Médicaments : comment garantir des prix abordables pour la sécurité sociale?

Comment maintenir les médicaments à un prix abordables pour la sécurité sociale ?
Comment maintenir les médicaments à un prix abordables pour la sécurité sociale ? - © PHILIPPE HUGUEN - AFP

C'est un secteur qui pèse très lourd sur le budget de l'INAMI (l'Insitut National d'assurance Maladie-Invalidité) : le remboursement des médicaments et des traitements médicaux. Et les prix des nouvelles molécules qui arrivent sur le marché ont tendance à augmenter. Le constat n'est pas neuf, mais à l'approche des élections fédérales et européennes de 2019, plusieurs associations veulent forcer les partis politiques à mettre ce dossier dans leurs programmes de campagne. 

L'association de défense des consommateurs Test Achats, l'ONG Médecins du Monde et Kom op tegen Kanker (un organisme flamand de lutte contre le cancer) formulent 10 recommandations sur l'accessibilité et le prix abordable des traitements médicaux. "Le fil rouge de ces propositions, explique le professeur Jean-Jacques Cassiman, président de Kom op tegen Kanker, c'est d'arriver à faire collaborer les différentes parties prenantes : les responsables politiques, l'INAMI, l'industrie pharmaceutique, les centres académiques, les représentants des médecins et des patients. Parce que la recherche, ces dernières années a été spectaculaire, les résultats pour les patients sont spectaculaires. Mais si on ne peut pas payer ces médicaments, ça ne sert à rien." 

Un autre modèle de développement des médicaments 

La première recommandation formulée par les associations est la création de nouveaux modèles de développement. Pour Xavier de Béthune, directeur médical de Médecins du Monde, "il faut trouver une façon de construire le médicament qui fait qu'on ne s'engage dans la construction d'un médicament que quand on est sûr qu'il répond à tous les besoins essentiels, c'est-à-dire qu'il sera disponible et utilisable par les patients. Aujourd'hui, on a beaucoup trop de médicaments dont le coût est tel qu'il est réservé aux pays les plus riches de la planète. Et encore, même la Belgique va se retrouver avec de sérieux problèmes pour payer les prix actuellement demandés par les firmes pharmaceutiques".

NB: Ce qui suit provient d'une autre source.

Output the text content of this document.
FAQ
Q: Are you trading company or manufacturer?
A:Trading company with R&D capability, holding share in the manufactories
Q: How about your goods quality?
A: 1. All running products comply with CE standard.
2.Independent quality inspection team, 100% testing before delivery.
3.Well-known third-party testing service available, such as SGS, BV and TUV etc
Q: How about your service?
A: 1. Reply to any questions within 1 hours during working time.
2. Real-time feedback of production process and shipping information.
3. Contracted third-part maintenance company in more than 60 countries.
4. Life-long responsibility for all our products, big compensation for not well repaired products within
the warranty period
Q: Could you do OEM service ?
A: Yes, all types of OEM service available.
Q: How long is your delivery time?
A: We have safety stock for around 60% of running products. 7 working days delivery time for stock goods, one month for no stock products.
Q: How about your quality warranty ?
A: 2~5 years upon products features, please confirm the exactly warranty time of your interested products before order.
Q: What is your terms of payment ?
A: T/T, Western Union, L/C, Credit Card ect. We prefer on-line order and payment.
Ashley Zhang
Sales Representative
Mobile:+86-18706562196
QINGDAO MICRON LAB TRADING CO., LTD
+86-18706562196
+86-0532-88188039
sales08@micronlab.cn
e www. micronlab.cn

Les trois associations appellent donc au développement de modèles alternatifs, à l'image d'initiatives lancées aux Pays-Bas et en Suisse notamment. "En mettant autour de la table les acteurs publics, les acteurs privés, mais aussi les patients, certaines initiatives ont permis de développer de nouveaux médicaments, en investissant quelques dizaines de millions d'euros. Alors que dans les études financées par l'industrie pharmaceutique, on parle de plusieurs milliards.

Coopération internationale 

Pour être plus efficaces dans les négociations avec l'industrie pharmaceutique, les trois associations insistent sur le fait que les pays doivent coopérer pour collecter et évaluer certaines données concernant les médicaments. Depuis quelques années, la Belgique collabore depuis peu avec les Pays-Bas, le Luxembourg et l'Autriche pour faire face aux multinationales du médicament, mais on est encore loin d'une coopération européenne qui représenterait un vrai contre-poids vis-à-vis de l'industrie pharmaceutique. D'autant que les accords passés entre les firmes et les Etats restent largement confidentiels. Les associations réclament plus de transparence sur le coût de la recherche et du développement des nouveaux médicaments. 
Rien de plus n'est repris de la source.